温泉から上がる時間に合わせて、厨房では夕餉の準備も進めてくれているらしい。
今日の夕餉はなんだろう、とわくわくする依依に、瑞姫が明るい笑顔で話しかけてくる。
「依依姉さま、お背中お流しします!」
「いえ、大丈夫です」
さすがの依依も気が引ける。皇族に背中を流させる武官とかどんなんだろう。
「お待ちください。依依様のお背中は、私が流したく存じます」
「だめですよ、潮徳妃。この役目だけはさすがに譲れませんっ」
「しかし私も、この日を夢にまで見ていたのです」
二人が背中を流す権利を争っている間に、依依はさっさと身体を洗い、ざぶりと温泉に浸かった。
「あーっ! 姉さま、ずるいです!」
気がついた瑞姫がぶーぶー言っているが、ずるいも何もない。あのまま決着を待っていたら、依依は風邪を引いていただろう。

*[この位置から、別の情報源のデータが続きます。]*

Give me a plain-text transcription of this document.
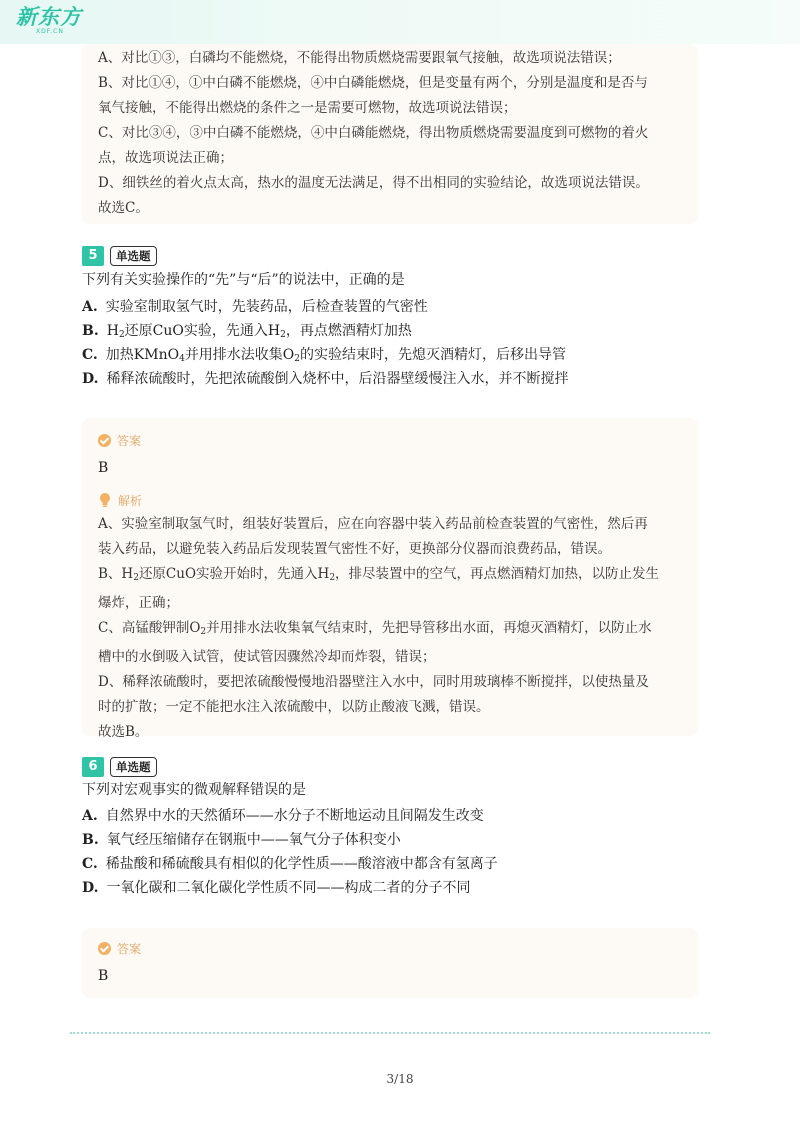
新东方
XDF.CN
A、对比①③，白磷均不能燃烧，不能得出物质燃烧需要跟氧气接触，故选项说法错误；
B、对比①④，①中白磷不能燃烧，④中白磷能燃烧，但是变量有两个，分别是温度和是否与
氧气接触，不能得出燃烧的条件之一是需要可燃物，故选项说法错误；
C、对比③④，③中白磷不能燃烧，④中白磷能燃烧，得出物质燃烧需要温度到可燃物的着火
点，故选项说法正确；
D、细铁丝的着火点太高，热水的温度无法满足，得不出相同的实验结论，故选项说法错误。
故选C。
5	单选题
下列有关实验操作的“先”与“后”的说法中，正确的是
A. 实验室制取氢气时，先装药品，后检查装置的气密性
B. $H_2$还原CuO实验，先通入$H_2$，再点燃酒精灯加热
C. 加热KMnO$_4$并用排水法收集$O_2$的实验结束时，先熄灭酒精灯，后移出导管
D. 稀释浓硫酸时，先把浓硫酸倒入烧杯中，后沿器壁缓慢注入水，并不断搅拌
答案
B
解析
A、实验室制取氢气时，组装好装置后，应在向容器中装入药品前检查装置的气密性，然后再
装入药品，以避免装入药品后发现装置气密性不好，更换部分仪器而浪费药品，错误。
B、$H_2$还原CuO实验开始时，先通入$H_2$，排尽装置中的空气，再点燃酒精灯加热，以防止发生
爆炸，正确；
C、高锰酸钾制$O_2$并用排水法收集氧气结束时，先把导管移出水面，再熄灭酒精灯，以防止水
槽中的水倒吸入试管，使试管因骤然冷却而炸裂，错误；
D、稀释浓硫酸时，要把浓硫酸慢慢地沿器壁注入水中，同时用玻璃棒不断搅拌，以使热量及
时的扩散；一定不能把水注入浓硫酸中，以防止酸液飞溅，错误。
故选B。
6	单选题
下列对宏观事实的微观解释错误的是
A. 自然界中水的天然循环——水分子不断地运动且间隔发生改变
B. 氧气经压缩储存在钢瓶中——氧气分子体积变小
C. 稀盐酸和稀硫酸具有相似的化学性质——酸溶液中都含有氢离子
D. 一氧化碳和二氧化碳化学性质不同——构成二者的分子不同
答案
B
3/18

なんだかんだ言いつつ、二人はお互いに身体を洗っている。泡だらけになった背中を流し合っている姿を湯気の向こうに眺めて、依依は熱っぽい息を吐いた。
洗い終えた二人も、ちゃぷちゃぷと湯に入ってくる。
「温泉、気持ちいいですねぇ」
「……ですね」
「はい、とっても」
三人で、恍惚の溜め息を吐く。
「依依姉さま。力こぶ、見せてください」
「こうですか?」
前にもしてやったように、ぐっと上腕に力を込める。それだけで瑞姫は大喜びしている。
全員、身体に巻いているのは一枚の薄着だけ。
のんびりと湯に浸かっていると、豪奢な衣装をまとっているときより開放的な気分になってくるものなのだろう。瑞姫は依依の曲がった肘に頭を載せるように、ぴっとりとくっついてくる。